The Good Shepherd

When I watched our Sunday Mass online last weekend, and I saw familiar faces at the moment when we would normally pass the Peace, I felt quite moved.  I encourage you all to take a moment to take a photo, either your family group or just yourself, with a simple hand-made ‘Peace be with You’ sign, and send it to me, either by email or by text. It will be a great encouragement for us all to see familiar faces even in our isolation.  It has been a privilege over the past weeks to work on our own unique, parish community ‘Mass Online’.  I pray that it is sustaining you throughout this difficult time, and I thank the people who have helped to make it happen; the production team Nathan Kerwood and Betsy Dickson, and Fiona Fraser and her music team, Geoff Brennan, Caroline Fargher, Cindy and Christian Chen and Rachel Kerr.

This is the Sunday of the Church calendar known as Good Shepherd Sunday.  Today we will hear once again the words of the twenty third psalm.  I learnt this psalm by heart when I was in Sunday School.  ‘The Lord is my shepherd; I shall not want.  He makes me lie down in green pastures.  He leads me beside still waters.  He restores my soul’.  

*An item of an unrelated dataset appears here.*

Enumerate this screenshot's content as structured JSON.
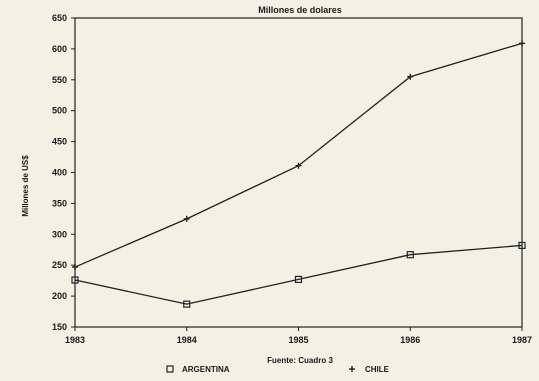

Yet these poignant and beautiful words so often stand in stark contrast to the reality of our lives.  Instead of finding green pastures and still waters we often find ourselves in rough and dangerous rapids or polluted waters.  So often we see our world and our lives as bleak and dark, and we are restless and unsatisfied.  One interesting effect of the current crisis is that it has made us reassess the important things in life.  It has slowed us all down, removed all the normal distractions, and given us an opportunity to think differently and to remember what’s really valuable.  Even though I pray that we might come out of this in the coming months with some real change to our ways of doing things and our priorities, I fear that we will probably move straight back to our old ways.  Let us pray not.

As we keep on praying and trusting about this situation across the world, or about our own personal situations, we can allow the words of this beautiful psalm to sink into our souls.  We can pray that they will become our reality, and allow God’s shepherding love to enter more fully into our hearts.  Last week we saw that the risen Christ was walking with the two saddened and despondent disciples on the Emmaus Road without them even being aware that he was there, or open to the possibilities of his presence.   When we do become aware that the one who is our loving shepherd walks with us, there is truly nothing we can want.  He will give me the rest I need, and he will draw me out of the dark pits of depression to find safe firm ground for my feet.

It’s good to know that millions of people have prayed these words in dark moments and moments of despair through the centuries, and found comfort in them.  I am not alone when I pray these words.  I am surrounded by countless men and women, both close by and far away, those who are living and those who died long ago, who pray these words with me.  There may be many across the world, dying alone of COVID-19, for whom these words are a comfort.  God leads us through this life on earth, where goodness and love follow us always, whether we feel it or whether we don’t, and then when this life is done, welcomes us to the heavenly banquet to feed us at God’s table. Today, on this Good Shepherd Sunday we can take this wonderful psalm as a declaration about what it means to be a child of God both in this life and the next.